South Africans love the outdoors and sport but this comes with its share of injuries. In particular fractures and dislocations to the hands and upper limbs. It is preferable that a hand surgeon relocate any dislocations. Self relocation of a dislocation can cause a fracture and further injure a torn ligament. An x-ray is always required before treatment.

Fractures can occasionally be treated conservatively but some may require manipulation and fixation. Your plastic surgeon is likely to refer you to a hand therapist for an integral and necessary part of your treatment.

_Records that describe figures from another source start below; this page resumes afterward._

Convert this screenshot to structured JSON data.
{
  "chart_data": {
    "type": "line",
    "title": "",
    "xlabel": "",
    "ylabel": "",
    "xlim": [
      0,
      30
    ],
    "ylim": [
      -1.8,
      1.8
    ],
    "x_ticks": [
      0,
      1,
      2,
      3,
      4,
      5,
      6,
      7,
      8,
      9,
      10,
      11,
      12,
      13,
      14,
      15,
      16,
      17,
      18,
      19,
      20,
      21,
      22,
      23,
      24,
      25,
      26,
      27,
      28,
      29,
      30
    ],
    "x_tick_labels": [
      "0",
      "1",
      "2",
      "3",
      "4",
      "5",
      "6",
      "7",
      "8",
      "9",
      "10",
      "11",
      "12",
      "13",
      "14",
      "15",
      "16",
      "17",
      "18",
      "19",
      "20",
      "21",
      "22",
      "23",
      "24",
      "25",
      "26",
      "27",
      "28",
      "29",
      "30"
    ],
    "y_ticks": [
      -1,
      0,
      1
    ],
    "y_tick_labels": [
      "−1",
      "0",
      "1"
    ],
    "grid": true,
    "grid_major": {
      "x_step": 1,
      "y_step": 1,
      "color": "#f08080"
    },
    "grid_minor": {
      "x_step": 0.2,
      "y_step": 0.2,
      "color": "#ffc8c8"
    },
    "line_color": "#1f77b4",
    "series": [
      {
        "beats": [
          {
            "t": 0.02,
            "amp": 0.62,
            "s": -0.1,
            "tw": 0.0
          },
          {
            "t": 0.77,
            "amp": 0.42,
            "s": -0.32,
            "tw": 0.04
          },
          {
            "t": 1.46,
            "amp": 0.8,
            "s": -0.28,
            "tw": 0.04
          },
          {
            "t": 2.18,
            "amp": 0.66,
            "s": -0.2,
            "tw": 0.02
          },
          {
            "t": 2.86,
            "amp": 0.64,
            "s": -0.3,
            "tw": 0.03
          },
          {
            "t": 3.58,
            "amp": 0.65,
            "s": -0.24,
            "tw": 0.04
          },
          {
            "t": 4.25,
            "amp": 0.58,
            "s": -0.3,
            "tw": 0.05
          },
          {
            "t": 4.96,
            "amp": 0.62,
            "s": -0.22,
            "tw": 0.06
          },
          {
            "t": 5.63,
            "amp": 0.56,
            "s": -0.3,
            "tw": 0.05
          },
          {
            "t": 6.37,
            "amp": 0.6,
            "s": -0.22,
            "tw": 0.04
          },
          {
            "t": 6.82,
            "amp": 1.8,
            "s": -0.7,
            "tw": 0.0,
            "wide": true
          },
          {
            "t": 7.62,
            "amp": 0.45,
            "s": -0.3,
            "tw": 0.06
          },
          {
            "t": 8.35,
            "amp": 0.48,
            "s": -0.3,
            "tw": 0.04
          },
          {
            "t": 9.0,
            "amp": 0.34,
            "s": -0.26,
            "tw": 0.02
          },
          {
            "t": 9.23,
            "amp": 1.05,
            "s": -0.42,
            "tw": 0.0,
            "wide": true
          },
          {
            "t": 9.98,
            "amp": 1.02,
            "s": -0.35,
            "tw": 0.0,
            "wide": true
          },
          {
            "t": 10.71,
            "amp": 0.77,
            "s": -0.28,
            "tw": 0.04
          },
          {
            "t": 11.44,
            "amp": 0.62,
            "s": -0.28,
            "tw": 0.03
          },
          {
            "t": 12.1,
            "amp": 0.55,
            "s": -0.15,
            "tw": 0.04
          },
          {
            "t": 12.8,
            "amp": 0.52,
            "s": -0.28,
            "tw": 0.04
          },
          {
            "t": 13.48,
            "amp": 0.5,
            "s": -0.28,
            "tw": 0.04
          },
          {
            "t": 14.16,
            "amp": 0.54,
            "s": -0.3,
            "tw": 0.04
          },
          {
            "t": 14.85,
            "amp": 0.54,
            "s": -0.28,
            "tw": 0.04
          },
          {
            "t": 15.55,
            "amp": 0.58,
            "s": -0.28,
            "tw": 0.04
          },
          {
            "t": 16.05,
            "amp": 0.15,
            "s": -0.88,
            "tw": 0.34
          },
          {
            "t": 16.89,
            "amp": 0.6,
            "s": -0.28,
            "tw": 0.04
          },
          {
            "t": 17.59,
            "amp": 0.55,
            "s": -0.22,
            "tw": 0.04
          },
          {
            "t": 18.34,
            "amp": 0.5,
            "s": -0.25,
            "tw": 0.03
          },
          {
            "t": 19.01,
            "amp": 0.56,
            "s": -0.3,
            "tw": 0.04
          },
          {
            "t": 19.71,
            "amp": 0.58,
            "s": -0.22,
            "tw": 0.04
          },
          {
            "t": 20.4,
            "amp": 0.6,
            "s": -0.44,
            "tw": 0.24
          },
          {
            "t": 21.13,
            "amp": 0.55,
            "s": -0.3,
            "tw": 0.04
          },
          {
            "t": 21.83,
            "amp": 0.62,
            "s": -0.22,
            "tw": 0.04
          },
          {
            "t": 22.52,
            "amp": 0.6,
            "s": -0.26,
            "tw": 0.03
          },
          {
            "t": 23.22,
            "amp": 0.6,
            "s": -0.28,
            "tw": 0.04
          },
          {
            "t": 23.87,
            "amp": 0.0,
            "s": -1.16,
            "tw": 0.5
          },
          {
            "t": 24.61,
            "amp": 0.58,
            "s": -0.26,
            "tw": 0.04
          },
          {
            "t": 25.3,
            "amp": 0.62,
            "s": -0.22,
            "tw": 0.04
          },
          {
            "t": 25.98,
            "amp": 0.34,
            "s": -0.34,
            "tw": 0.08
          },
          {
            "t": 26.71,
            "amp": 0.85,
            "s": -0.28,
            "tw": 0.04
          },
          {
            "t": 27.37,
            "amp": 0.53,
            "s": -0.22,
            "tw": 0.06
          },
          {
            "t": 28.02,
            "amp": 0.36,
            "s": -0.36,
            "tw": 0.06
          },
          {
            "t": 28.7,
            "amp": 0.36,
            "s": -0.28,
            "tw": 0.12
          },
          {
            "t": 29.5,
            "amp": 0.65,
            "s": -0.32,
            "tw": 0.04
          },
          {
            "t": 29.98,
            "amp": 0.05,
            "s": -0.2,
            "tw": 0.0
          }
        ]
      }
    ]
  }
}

Tendon injuries & transfers:

Tendon injury can be the result of infection, trauma or rupture due to arthritic conditions. Primary repair is done within 24 hours of sudden injury and delayed primary repair is done a few days after injury. Secondary repair is done 2 – 5 weeks from injury and may include a tendon graft. This is when a tendon is removed from another part of the body and inserted in place of the damaged tendon.

Nerve injuries:

Nerve repair is used when nerves have been damaged causing loss of hand function and feeling in the hand. Although some partial nerve injuries heal on their own others may require surgery. If a nerve has been severed it may be immediately reattached using microscopic techniques, or a nerve graft is performed if a gap exists.

Brachial Plexus injuries:

The Brachial Plexus is the complex of nerves exiting the spine at the neck and traveling beneath the clavicle, through the armpit and into the upper limb. These nerves supply the muscles of the upper limb and bring back sensation.

Injury can be from birth trauma (Erb’s Palsy), from penetrating injuries or traction injuries to the neck or arm. Occassionaly primary repair is  possible. Some may require nerve grafts or muscle transfers.

Amputation, replantation & prosthetics:

Replantation is done to reattach a finger or hand that has been severed from the body. The goal is to restore as much function as possible. This is a surgical emergency and your plastic surgeon will usually need 6 hours or longer in the operating room. Complex microvascular surgery is required. Depending on the mechanism of injury and a host of other factors success is varied. Your surgeon might favour amputation if your  prognosis is poor, especially if a single non-dominant digit is involved. An attempt at saving a severed thumb is usually worth while.

Thumb reconstruction:

There are various techniques used for reconstructing a thumb. This depends on the general health of the individual, the level of amputation of the thumb and the donor site concerns of the patient. The plastic surgeon might perform a politicization. This is where an index finger is moved, shortened and rotated to design a new thumb. Thumb lengthening or webspace deepening is occasionally advised if not much extra length is needed to regain opposition (the primary function of the thumb).

Microvascular reconstruction is a highly specialized plastic surgery technique whereby tissue is brought in from another part of the body. The local blood supply is joined to the new tissue under the microscope. Microvascular second toe transfer is the most commonly employed free flap technique for reconstructing a severed thumb. Sensate, similar tissue with glabrous skin and nail complex plus tendons make this the ideal thumb replacement.